I think it's important to note that this question was asked prior to the action that took place this past weekend. At that time, Saruni (800), Abert (Mile), Chemadi (3000), and Rotich (5000) were the NCAA leaders. For some reason, TFRRS does not have Emmanuel Rotich listed on the NCAA leaderboard despite him running 13:52 at the Boston Season Opener in December. For this article, we are assuming that Rotich is the NCAA leader in the 5k.

In addition to Rotich being the top runner in the 5k, we are also going to assume that this question is in regards to the current NCAA leaders and not the leaders from last week. The current NCAA leaders in the distance events are Saruni (800), Maggard (Mile), Thomson (3000), and Rotich (5000). For the sake of the argument, we will leave out the DMR...

When you look at the 800, it seems pretty clear that Michael Saruni is not only going to qualify for Nationals, but he is most likely going to finish the season with the fastest time in the country. With a time of 1:45, Saruni is an automatic lock to qualify for the Big Dance barring any dramatic circumstances such as injury.

In the mile, Dillon Maggard of Utah State currently leads the nation with a converted time of 4:00.03. Based on historical numbers from 2010, it seems pretty clear that his time will not be fast enough to qualify for NCAA's by the end of the season. However, Maggard is an experienced, high-level veteran who has made it to Nationals in this event before. I am struggling to believe that he couldn't run a 3:58 low in this event by the end of February. At the same time, even if he doesn't run a time like that, he still has enough talent and enough range to qualify for NCAA's in the 3000 or 5000 if he were to pursue those events. In my mind, Maggard is a safe bet to qualify for Nationals.

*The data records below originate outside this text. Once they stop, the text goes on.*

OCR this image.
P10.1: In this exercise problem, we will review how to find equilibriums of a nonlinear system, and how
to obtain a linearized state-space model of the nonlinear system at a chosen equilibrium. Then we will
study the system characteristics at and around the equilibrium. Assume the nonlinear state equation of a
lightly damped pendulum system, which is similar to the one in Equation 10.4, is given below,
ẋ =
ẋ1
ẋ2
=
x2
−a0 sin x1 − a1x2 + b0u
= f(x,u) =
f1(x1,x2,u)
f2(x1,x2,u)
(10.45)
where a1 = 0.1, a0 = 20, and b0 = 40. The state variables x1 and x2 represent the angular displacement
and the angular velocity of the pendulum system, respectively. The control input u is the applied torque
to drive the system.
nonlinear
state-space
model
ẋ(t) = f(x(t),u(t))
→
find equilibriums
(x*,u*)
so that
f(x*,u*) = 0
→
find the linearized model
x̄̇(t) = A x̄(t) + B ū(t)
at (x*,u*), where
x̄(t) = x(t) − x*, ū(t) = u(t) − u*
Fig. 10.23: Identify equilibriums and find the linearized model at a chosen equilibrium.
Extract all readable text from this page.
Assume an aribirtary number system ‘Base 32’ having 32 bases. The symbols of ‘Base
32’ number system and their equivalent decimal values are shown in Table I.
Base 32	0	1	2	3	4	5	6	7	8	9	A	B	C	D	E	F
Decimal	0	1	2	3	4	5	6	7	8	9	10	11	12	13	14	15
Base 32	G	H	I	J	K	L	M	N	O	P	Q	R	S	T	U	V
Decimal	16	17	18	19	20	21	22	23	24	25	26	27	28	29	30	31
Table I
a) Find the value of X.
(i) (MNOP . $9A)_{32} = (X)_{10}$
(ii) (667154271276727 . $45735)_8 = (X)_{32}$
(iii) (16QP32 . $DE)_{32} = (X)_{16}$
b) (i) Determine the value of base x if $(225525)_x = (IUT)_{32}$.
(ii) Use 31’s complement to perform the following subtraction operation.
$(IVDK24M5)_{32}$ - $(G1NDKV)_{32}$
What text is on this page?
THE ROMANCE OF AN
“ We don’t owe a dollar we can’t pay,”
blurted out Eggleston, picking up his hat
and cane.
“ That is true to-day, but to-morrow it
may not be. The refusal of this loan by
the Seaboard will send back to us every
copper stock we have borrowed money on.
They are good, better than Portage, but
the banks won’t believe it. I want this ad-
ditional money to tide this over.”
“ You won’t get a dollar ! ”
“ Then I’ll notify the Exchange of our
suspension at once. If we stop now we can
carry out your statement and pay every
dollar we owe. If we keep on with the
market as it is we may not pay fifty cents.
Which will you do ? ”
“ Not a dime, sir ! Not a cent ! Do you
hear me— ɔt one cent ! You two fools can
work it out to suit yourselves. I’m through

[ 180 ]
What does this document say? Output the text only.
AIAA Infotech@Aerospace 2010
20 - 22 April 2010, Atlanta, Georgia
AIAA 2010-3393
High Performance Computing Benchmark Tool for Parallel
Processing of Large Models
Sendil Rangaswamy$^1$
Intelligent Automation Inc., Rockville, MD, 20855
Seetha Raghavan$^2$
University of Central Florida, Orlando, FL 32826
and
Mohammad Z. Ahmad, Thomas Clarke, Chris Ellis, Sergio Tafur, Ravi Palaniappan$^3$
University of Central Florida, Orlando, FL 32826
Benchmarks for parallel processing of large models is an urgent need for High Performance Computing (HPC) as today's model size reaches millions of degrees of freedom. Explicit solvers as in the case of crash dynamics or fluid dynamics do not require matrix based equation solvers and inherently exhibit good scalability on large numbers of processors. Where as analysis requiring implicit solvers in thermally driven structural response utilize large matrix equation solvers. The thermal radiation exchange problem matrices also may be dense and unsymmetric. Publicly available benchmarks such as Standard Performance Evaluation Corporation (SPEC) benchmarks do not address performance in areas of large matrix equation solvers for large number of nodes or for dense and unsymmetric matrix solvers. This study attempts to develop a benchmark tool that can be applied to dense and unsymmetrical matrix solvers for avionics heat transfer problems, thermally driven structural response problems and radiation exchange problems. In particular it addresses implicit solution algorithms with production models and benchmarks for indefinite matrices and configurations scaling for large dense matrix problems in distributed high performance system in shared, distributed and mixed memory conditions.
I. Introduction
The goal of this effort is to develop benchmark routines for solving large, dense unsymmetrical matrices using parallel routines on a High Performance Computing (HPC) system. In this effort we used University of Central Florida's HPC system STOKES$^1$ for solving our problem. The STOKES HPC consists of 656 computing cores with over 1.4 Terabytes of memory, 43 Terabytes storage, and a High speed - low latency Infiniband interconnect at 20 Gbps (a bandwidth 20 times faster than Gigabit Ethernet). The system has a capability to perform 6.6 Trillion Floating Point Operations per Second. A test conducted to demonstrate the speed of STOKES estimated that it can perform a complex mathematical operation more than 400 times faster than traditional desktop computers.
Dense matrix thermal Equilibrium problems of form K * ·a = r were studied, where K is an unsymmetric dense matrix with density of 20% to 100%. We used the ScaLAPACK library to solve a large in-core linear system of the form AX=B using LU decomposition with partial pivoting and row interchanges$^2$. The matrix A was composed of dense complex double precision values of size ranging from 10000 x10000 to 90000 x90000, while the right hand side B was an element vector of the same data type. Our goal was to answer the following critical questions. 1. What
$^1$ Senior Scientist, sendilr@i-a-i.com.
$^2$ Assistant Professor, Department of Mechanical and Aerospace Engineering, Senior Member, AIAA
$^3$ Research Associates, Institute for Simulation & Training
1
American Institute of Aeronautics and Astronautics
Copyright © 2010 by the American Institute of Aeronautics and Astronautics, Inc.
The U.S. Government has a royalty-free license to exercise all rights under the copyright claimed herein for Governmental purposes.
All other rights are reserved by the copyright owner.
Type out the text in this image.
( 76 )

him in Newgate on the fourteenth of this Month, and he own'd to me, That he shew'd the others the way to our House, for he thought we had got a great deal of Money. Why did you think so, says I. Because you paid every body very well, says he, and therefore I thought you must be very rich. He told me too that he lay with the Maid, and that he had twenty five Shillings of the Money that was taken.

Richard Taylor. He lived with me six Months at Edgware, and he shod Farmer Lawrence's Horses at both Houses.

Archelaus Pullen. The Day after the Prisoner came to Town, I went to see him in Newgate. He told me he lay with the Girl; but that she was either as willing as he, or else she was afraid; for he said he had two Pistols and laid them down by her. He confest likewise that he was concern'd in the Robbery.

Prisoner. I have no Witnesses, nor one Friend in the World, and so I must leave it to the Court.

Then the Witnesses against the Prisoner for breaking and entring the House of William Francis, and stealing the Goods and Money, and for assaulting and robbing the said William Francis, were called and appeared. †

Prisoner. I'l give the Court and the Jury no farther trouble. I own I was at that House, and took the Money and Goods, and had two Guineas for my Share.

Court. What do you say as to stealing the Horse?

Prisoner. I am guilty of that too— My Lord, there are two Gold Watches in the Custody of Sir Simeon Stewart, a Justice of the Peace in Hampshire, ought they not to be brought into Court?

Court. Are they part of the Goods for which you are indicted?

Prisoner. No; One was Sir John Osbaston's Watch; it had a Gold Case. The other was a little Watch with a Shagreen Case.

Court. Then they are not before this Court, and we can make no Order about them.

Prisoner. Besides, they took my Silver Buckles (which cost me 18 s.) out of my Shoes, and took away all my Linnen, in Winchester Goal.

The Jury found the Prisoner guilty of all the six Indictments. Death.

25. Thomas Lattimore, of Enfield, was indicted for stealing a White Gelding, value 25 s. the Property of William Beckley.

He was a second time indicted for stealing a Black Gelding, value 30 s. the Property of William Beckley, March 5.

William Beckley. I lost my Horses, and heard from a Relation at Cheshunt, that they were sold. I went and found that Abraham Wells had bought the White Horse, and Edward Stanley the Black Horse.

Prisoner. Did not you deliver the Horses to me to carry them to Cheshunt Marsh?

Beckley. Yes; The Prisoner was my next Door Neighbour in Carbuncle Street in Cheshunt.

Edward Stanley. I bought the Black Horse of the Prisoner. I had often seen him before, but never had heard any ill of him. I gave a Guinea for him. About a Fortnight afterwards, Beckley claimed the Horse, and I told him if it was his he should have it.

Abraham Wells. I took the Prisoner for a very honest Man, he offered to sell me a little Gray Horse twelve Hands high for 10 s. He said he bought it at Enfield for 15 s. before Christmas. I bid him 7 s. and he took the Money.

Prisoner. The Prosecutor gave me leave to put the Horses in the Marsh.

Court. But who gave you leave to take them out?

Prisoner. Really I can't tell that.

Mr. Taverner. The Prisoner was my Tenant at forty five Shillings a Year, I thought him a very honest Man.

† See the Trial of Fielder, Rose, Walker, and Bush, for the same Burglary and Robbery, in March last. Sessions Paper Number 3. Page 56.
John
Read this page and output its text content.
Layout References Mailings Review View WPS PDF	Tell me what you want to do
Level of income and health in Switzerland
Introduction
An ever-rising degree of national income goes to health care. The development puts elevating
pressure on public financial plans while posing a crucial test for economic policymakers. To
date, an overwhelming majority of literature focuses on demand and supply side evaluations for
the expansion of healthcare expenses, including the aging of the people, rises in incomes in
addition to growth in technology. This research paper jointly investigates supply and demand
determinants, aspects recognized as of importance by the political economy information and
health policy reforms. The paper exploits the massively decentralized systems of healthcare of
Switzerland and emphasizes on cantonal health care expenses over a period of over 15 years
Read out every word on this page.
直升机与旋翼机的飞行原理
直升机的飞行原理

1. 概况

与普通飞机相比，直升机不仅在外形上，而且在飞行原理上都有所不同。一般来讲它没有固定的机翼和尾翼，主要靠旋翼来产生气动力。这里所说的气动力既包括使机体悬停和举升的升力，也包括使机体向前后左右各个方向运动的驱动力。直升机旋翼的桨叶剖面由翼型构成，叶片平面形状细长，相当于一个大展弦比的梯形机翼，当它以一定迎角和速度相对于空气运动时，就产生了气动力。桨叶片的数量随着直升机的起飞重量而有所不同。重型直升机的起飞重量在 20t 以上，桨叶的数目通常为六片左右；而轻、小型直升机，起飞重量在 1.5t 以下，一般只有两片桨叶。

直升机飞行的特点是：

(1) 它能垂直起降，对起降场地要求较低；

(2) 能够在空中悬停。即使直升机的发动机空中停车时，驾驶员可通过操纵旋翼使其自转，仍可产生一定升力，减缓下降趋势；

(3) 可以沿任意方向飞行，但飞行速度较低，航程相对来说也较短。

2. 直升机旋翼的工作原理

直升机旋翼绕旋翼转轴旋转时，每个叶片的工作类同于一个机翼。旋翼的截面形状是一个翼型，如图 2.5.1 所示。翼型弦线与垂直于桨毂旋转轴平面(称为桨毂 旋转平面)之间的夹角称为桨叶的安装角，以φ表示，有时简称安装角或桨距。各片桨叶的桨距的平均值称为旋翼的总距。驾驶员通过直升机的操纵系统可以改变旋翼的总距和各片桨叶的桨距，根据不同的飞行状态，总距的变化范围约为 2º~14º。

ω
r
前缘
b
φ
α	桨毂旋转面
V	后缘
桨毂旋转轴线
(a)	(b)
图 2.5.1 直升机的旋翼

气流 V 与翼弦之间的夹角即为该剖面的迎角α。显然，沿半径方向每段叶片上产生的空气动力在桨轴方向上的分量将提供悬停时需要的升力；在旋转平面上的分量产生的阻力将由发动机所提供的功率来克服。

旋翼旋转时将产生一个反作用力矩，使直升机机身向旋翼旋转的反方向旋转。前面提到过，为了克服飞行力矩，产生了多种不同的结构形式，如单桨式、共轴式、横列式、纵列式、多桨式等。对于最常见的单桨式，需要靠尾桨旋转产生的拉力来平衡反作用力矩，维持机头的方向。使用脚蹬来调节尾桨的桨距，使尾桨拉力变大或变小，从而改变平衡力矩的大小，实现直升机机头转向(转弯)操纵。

The current leader in the 3000 meters in Kentucky’s Jacob Thomson with a time of 7:53. He’s ahead of the rest of the NCAA by about five seconds. Most of the time, that 7:53 usually is enough to stay safe for NCAA’s. However, if we are in a year that is slightly faster than the average, that 7:53 may not be a guaranteed lock to Nationals. It will be extremely close for Thomson if he doesn’t run the 3k again, but I like to think that he’ll at least make one more big effort in this race before NCAA's. Plus, we still have to factor in the idea of athletes scratching from this event. So will Thomson get qualify? My gut says more likely than not...

The final event is the 5000 meters and Tulane star Emmanuel Rotich is at the top of the NCAA leaderboard with a time of 13:52. That time, although very impressive, is going to need to improve. Since 2010, it has taken approximately 13:48 to safely secure a qualifying spot to NCAA's. With scratches, Rotich could get in right now, but even then that might be a stretch. Rotich is super talented and to run 13:52 in December is an encouraging result. With that in mind, there is still a huge group of talented 5k runners that are waiting to unleash something fast. Rotich will need to jump into another fast race and bring down his time by a few seconds if he wants to earn on a spot on the starting line come March.

Do I think Rotich will still qualify for Nationals? Yes, I do. The season is still young and he has two solid wins under his belt so far this season. Nonetheless, when I compare him to these other NCAA leaders, I would say that he is in the toughest position to qualify for Nationals as of right now.